- Film poster
- Directed by: Norman Stone
- Written by: Norman Stone; Max McLean (original stage play);
- Produced by: Ken Denison; Matthew Jenkins;
- Starring: Max McLean; Nicholas Ralph; Eddie Ray Martin; Richard Harrington; Amy Alexander; Tom Glenister; David Shields; Hubert Burton; David Gant;
- Cinematography: Sam Heasman
- Edited by: Fergus MacKinnon
- Music by: Craig Armstrong
- Production companies: 1A Productions; Fellowship for Performing Arts;
- Distributed by: Trafalgar Releasing
- Release date: November 3, 2021 (United States);
- Running time: 73 minutes
- Country: United Kingdom United States
- Language: English
- Box office: $1.205 million (Nov. 3, 2021 showing)

= The Most Reluctant Convert =

The Most Reluctant Convert: The Untold Story of C.S. Lewis is a 2021 British biographical drama film written and directed by Norman Stone, based on the 2016 stage play, C.S. Lewis on Stage: The Most Reluctant Convert, by Max McLean (which itself was based on Lewis' 1955 memoir Surprised by Joy). It is about the life and conversion of British writer, lay theologian, and Christian apologist C. S. Lewis, author of The Chronicles of Narnia series. The film stars McLean, Nicholas Ralph, Eddie Ray Martin, Richard Harrington, Amy Alexander, and Tom Glenister.
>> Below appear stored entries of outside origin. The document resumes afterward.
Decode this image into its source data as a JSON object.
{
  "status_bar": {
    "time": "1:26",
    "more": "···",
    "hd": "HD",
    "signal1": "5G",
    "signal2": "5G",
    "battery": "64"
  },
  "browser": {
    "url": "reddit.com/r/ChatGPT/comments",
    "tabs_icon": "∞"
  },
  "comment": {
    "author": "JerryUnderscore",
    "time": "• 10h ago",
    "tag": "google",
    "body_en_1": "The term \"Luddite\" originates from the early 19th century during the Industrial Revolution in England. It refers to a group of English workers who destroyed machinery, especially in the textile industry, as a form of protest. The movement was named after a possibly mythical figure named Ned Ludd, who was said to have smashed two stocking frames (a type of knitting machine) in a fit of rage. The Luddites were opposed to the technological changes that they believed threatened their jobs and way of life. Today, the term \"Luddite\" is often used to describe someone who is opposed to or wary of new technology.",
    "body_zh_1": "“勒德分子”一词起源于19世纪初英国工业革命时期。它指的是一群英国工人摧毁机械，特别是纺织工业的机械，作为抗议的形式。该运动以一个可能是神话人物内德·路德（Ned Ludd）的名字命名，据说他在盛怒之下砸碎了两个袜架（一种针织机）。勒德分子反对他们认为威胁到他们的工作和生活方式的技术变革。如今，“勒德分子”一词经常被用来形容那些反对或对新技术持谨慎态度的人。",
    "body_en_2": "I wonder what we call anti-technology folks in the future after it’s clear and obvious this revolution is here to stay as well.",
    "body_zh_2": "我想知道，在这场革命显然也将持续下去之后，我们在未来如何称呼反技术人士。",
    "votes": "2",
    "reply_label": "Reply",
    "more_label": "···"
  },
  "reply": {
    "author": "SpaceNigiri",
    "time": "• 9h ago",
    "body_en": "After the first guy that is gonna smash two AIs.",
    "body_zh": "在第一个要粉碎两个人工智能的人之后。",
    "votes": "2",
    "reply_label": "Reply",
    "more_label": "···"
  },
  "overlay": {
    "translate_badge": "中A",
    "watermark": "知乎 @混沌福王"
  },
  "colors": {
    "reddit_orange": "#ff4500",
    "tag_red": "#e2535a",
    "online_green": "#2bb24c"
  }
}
The film was released in the United States on November 3, 2021, and in the United Kingdom on November 7, 2021.

Director Norman Stone had previously directed 1985's Shadowlands, a film about the relationship between C. S. Lewis and American author Joy Davidman, for which he won a BAFTA for Best Single Drama (along with producer David M. Thompson).

==Production==
===Funding===
The film was financed by Christian theater company, Fellowship for Performing Arts, and film producer Matthew Jenkins served as an executive producer.

===Filming===
Filming was originally planned to be done around 2023 to 2024, but when certain COVID-19 restrictions lifted in the United Kingdom, filming instead began earlier in September 2020. The film was shot in three weeks, from September 21 to October 9, 2020. Filming took place in Oxford, England, with some scenes being shot at Oxford University.

==Release==
===Theatrical===
Trafalgar Releasing released the film initially as a one night only event on November 3, 2021 in over 400 cities in North America and grossed over US$1.205 million. It became the second per-screen average (behind 2021's Dune).

Due to positive reactions from audiences, it was given a theatrical run extending to November 18, 2021.

On November 7, 2021, the film released as a special event in the United Kingdom. According to Box Office Mojo, the film earned $47,944 in the United Kingdom.

===Home media===
The film was released digitally onto Apple TV and Google Play, and physically on Blu-ray and DVD.

===Critical reception===
The film has received positive reviews from critics, especially for McLean, who's been universally praised for his performance as older C. S. Lewis.

Film critic and commentator, Michael Medved gave the film a four out of four star rating. Alan Ng of Film Threat gave the film an eight out of ten stars, praising Stone's direction, and called the scenes covering Lewis' life, "remarkable." He concludes stating, "...it solidly presents the case Lewis made regarding the existence of God and why Jesus Christ is the right guy to follow. The film is perfect for fans of Lewis and the religiously curious." Doug Van Pelt of HM Magazine gave a positive review, calling it, "a delightful journey." He goes on to praise the cinematography, and the scenes between Lewis, Tolkien, and Dyson. Michael Foust of Crosswalk.com praised the performances of Ralph, Glenister, and Martin, and called it, "riveting and excellent", and "inspiring". Bob Hoose of Plugged In gave the film a positive review, calling it, "thoughtful, [and] inviting," "anything but dry," and "a nuanced experience worth having. And sharing."

Emma Fowle of Premier Christianity praised the film, calling it, "not your stereotypical Christian movie," and praised the philosophical discussions (calling them "beautifully portrayed"). However, while she said Ralph plays student Lewis "admirably," she called his Scottish accent "less convincing at times," and stated "asking a 31-year-old man to attempt to look 16 is a stretch..." She ended the review on a positive note, stating, "The events depicted might have happened over 80 years ago, but they remain... both pertinent and relatable. ... his is a testimony that will inspire both old and young. This is an intellectually robust conversion story, told with honesty, humour and warmth."

Mark Burger of Yes! Weekly praised the film overall, but criticized the subtitle, calling it a "misnomer," and its runtime, saying that it "limit[s] its overall scope." He concluded his review, stating, "[The film] is a worthy, if occasionally sketchy, tribute. [It's]… conveyed in modest, unforced terms, which is to its credit, and much of that credit is due to Max McLean."